Stefano Mai, Assessore all’Agricoltura della Regione Liguria, racconta a Consortium le nuove politiche di sviluppo delle eccellenze del territorio
La Liguria è terra di colline e montagne a picco sul mare, trasformata e modellata nel tempo il territorio per ospitare coltivazioni oggi definite eroiche e che riscopriamo ricche di valore e significati. Anche per questi motivi, la Regione ha messo al centro del nuovo corso dell’agricoltura ligure le produzioni certificate di qualità capaci di fare sistema e di realizzare filiere ben strutturate.

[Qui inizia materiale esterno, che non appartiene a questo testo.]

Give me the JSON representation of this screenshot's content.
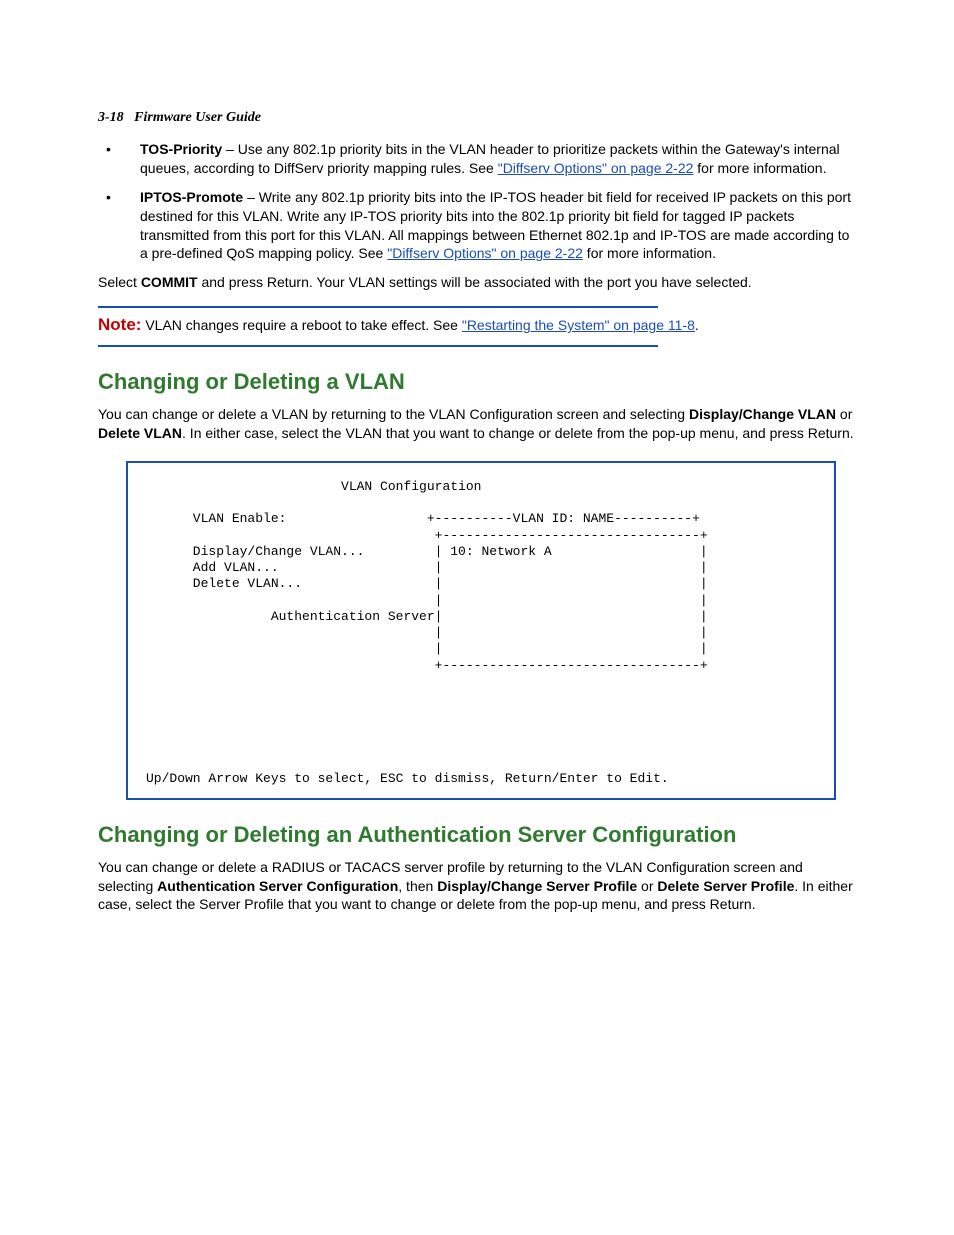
{
  "header": {
    "page_id": "3-18",
    "guide": "Firmware User Guide"
  },
  "bullet1": {
    "term": "TOS-Priority",
    "text_a": " – Use any 802.1p priority bits in the VLAN header to prioritize packets within the Gateway's internal queues, according to DiffServ priority mapping rules. See ",
    "link": "\"Diffserv Options\" on page 2-22",
    "text_b": " for more information."
  },
  "bullet2": {
    "term": "IPTOS-Promote",
    "text_a": " – Write any 802.1p priority bits into the IP-TOS header bit field for received IP packets on this port destined for this VLAN. Write any IP-TOS priority bits into the 802.1p priority bit field for tagged IP packets transmitted from this port for this VLAN. All mappings between Ethernet 802.1p and IP-TOS are made according to a pre-defined QoS mapping policy. See ",
    "link": "\"Diffserv Options\" on page 2-22",
    "text_b": " for more information."
  },
  "commit_para": {
    "a": "Select ",
    "b": "COMMIT",
    "c": " and press Return. Your VLAN settings will be associated with the port you have selected."
  },
  "note": {
    "label": "Note:",
    "text_a": "  VLAN changes require a reboot to take effect. See ",
    "link": "\"Restarting the System\" on page 11-8",
    "text_b": "."
  },
  "section1": {
    "title": "Changing or Deleting a VLAN",
    "p_a": "You can change or delete a VLAN by returning to the VLAN Configuration screen and selecting ",
    "b1": "Display/Change VLAN",
    "p_b": " or ",
    "b2": "Delete VLAN",
    "p_c": ". In either case, select the VLAN that you want to change or delete from the pop-up menu, and press Return."
  },
  "terminal": "                         VLAN Configuration\n\n      VLAN Enable:                  +----------VLAN ID: NAME----------+\n                                     +---------------------------------+\n      Display/Change VLAN...         | 10: Network A                   |\n      Add VLAN...                    |                                 |\n      Delete VLAN...                 |                                 |\n                                     |                                 |\n                Authentication Server|                                 |\n                                     |                                 |\n                                     |                                 |\n                                     +---------------------------------+\n\n\n\n\n\n\nUp/Down Arrow Keys to select, ESC to dismiss, Return/Enter to Edit.",
  "section2": {
    "title": "Changing or Deleting an Authentication Server Configuration",
    "p_a": "You can change or delete a RADIUS or TACACS server profile by returning to the VLAN Configuration screen and selecting ",
    "b1": "Authentication Server Configuration",
    "p_b": ", then ",
    "b2": "Display/Change Server Profile",
    "p_c": " or ",
    "b3": "Delete Server Profile",
    "p_d": ". In either case, select the Server Profile that you want to change or delete from the pop-up menu, and press Return."
  }
}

La via della Qualità in Liguria
La Liguria è stata tra le prime regioni a cogliere le opportunità garantite dai nuovi orizzonti della qualità agroalimentare riconoscendo già nel 1972 i primi vini DOC. Nel 1997 viene registrata la prima DOP agroalimentare ligure, l’Olio extravergine di oliva Riviera Ligure fino ad arrivare a oggi quando il paniere delle produzioni liguri certificate comprende altre quattro eccellenze: il Basilico Genovese DOP, le Acciughe Sotto Sale del Mar Ligure IGP, la Focaccia di Recco col Formaggio IGP e i Vitelloni Piemontesi della Coscia IGP. Sebbene i numeri regionali appaiano contenuti nel contesto nazionale, se confrontati in rapporto con le rispettive SAU si scopre che il tasso di produzioni certificate in Liguria è di 1,7 volte superiore alla media nazionale per i prodotti agroalimentari e di 2,3 volte per i vini. Oltre alle DOP e alle IGP la Liguria segue con attenzione anche la certificazione del Biologico quale elemento distintivo e valorizzante le produzioni agroalimentari. Tale tendenza individuale di molte aziende, supportata dai riscontri dei circuiti commerciali locali e non solo, ha generato un coinvolgimento trasversale nei diversi comparti produttivi caratterizzando la distribuzione diffusa sul territorio delle diverse aziende. In un caso tuttavia, il Biologico, ha fatto da traino ad un intero comparto territoriale generando la costituzione di un vero e proprio Biodistretto nella Val di Vara in provincia di La Spezia.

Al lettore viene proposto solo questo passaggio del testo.